Не случайно повествование в “Одесских рассказах” ведется в торжественно-библейском стиле.Уже в рассказе “Король” есть отсылка к Священной книге евреев — Торе: “Три кухарки, не считая судомоек, готовили свадебный ужин, и над ними царила восьмидесятилетняя Рейзл, традиционная, как свиток Торы, крошечная и горбатая”. И ритм здесь торжественно-библейский. “За стол садились не по старшинству — глупая старость жалка не менее, чем трусливая юность, и не по богатству — подкладка тяжелого кошелька шита из слез”. Это язык мудрых максимов и афоризмов, в которых сосредоточена вековая мудрость народа.

Подобным образом обычно звучат эпические сказания в исполнении профессиональных аэдов и рапсодов, собирателей и хранителей легендарной истории своих народов.

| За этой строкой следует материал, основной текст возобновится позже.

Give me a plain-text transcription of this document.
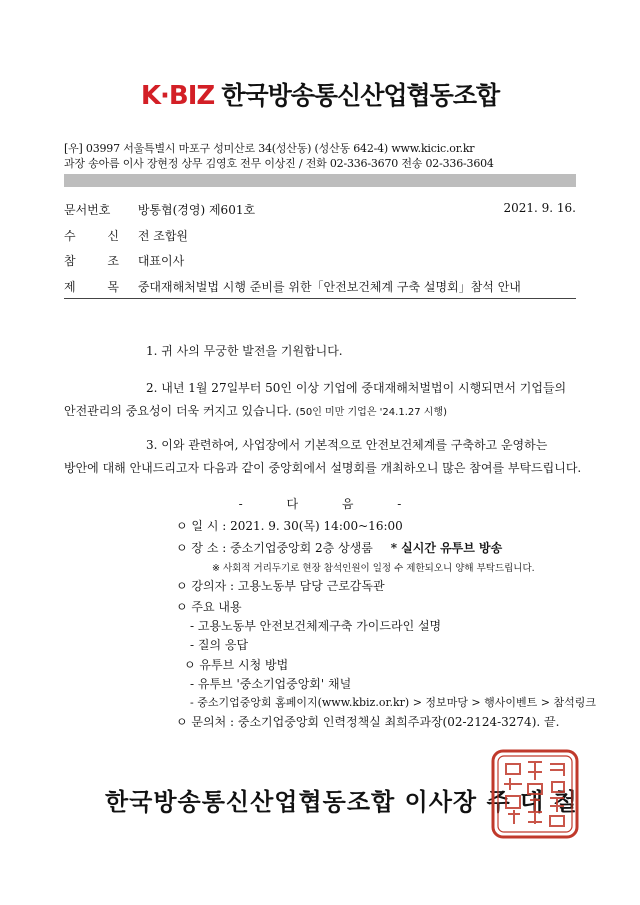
K·BIZ 한국방송통신산업협동조합
[우] 03997 서울특별시 마포구 성미산로 34(성산동) (성산동 642-4) www.kicic.or.kr
과장 송아름 이사 장현정 상무 김영호 전무 이상진 / 전화 02-336-3670 전송 02-336-3604
문서번호 방통협(경영) 제601호	2021. 9. 16.
수 신 전 조합원
참 조 대표이사
제 목 중대재해처벌법 시행 준비를 위한「안전보건체계 구축 설명회」참석 안내
1. 귀 사의 무궁한 발전을 기원합니다.
2. 내년 1월 27일부터 50인 이상 기업에 중대재해처벌법이 시행되면서 기업들의
안전관리의 중요성이 더욱 커지고 있습니다. (50인 미만 기업은 '24.1.27 시행)
3. 이와 관련하여, 사업장에서 기본적으로 안전보건체계를 구축하고 운영하는
방안에 대해 안내드리고자 다음과 같이 중앙회에서 설명회를 개최하오니 많은 참여를 부탁드립니다.
- 다 음 -
ㅇ 일 시 : 2021. 9. 30(목) 14:00~16:00
ㅇ 장 소 : 중소기업중앙회 2층 상생룸 * 실시간 유투브 방송
※ 사회적 거리두기로 현장 참석인원이 일정 수 제한되오니 양해 부탁드립니다.
ㅇ 강의자 : 고용노동부 담당 근로감독관
ㅇ 주요 내용
- 고용노동부 안전보건체제구축 가이드라인 설명
- 질의 응답
ㅇ 유투브 시청 방법
- 유투브 '중소기업중앙회' 채널
- 중소기업중앙회 홈페이지(www.kbiz.or.kr) > 정보마당 > 행사이벤트 > 참석링크
ㅇ 문의처 : 중소기업중앙회 인력정책실 최희주과장(02-2124-3274). 끝.
한국방송통신산업협동조합 이사장 주 대 철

Так, в “Одесских рассказах” тоже есть свой рапсод — это Арье-Лейб. “Гордый еврей, живущий при покойниках” — так он без ложной скромности аттестует самого себя. Между прочим, у него на это есть веские основания: в еврейской культуре кладбищенские нищие это особая каста — юродивые и святые, шуты и плакальщики, назойливые попрошайки и мудрые философы, они вольно или невольно выступают хранителями вековых заветов — ведь, по меньшей мере, Кадиш они знают. Так вот, Арье-Лейб один из них.

Запев свой он ведет в полном соответствии с эпическим каноном: “И вот я буду говорить, как говорил господь на горе Синайской из горящего куста. Кладите себе в уши мои слова. Всё, что я видел, я видел своими глазами, сидя здесь, на стене второго кладбища, рядом с шепелявым Мойсейкой и Шимшоном из погребальной конторы…” Но Арье-Лейб все-таки аэд “новой формации”, учитывающий современные веяния: в отличие от Гомеров и Боянов, он не повторяет “преданья старины глубокой”, он творит эти предания тут же, по горячим следам событий, рассказывает о том, что видел собственными глазами, сидя на своем постоянном наблюдательном пункте — на кладбищенской стене. Аэд-хроникер, репортер с кладбищенской стены.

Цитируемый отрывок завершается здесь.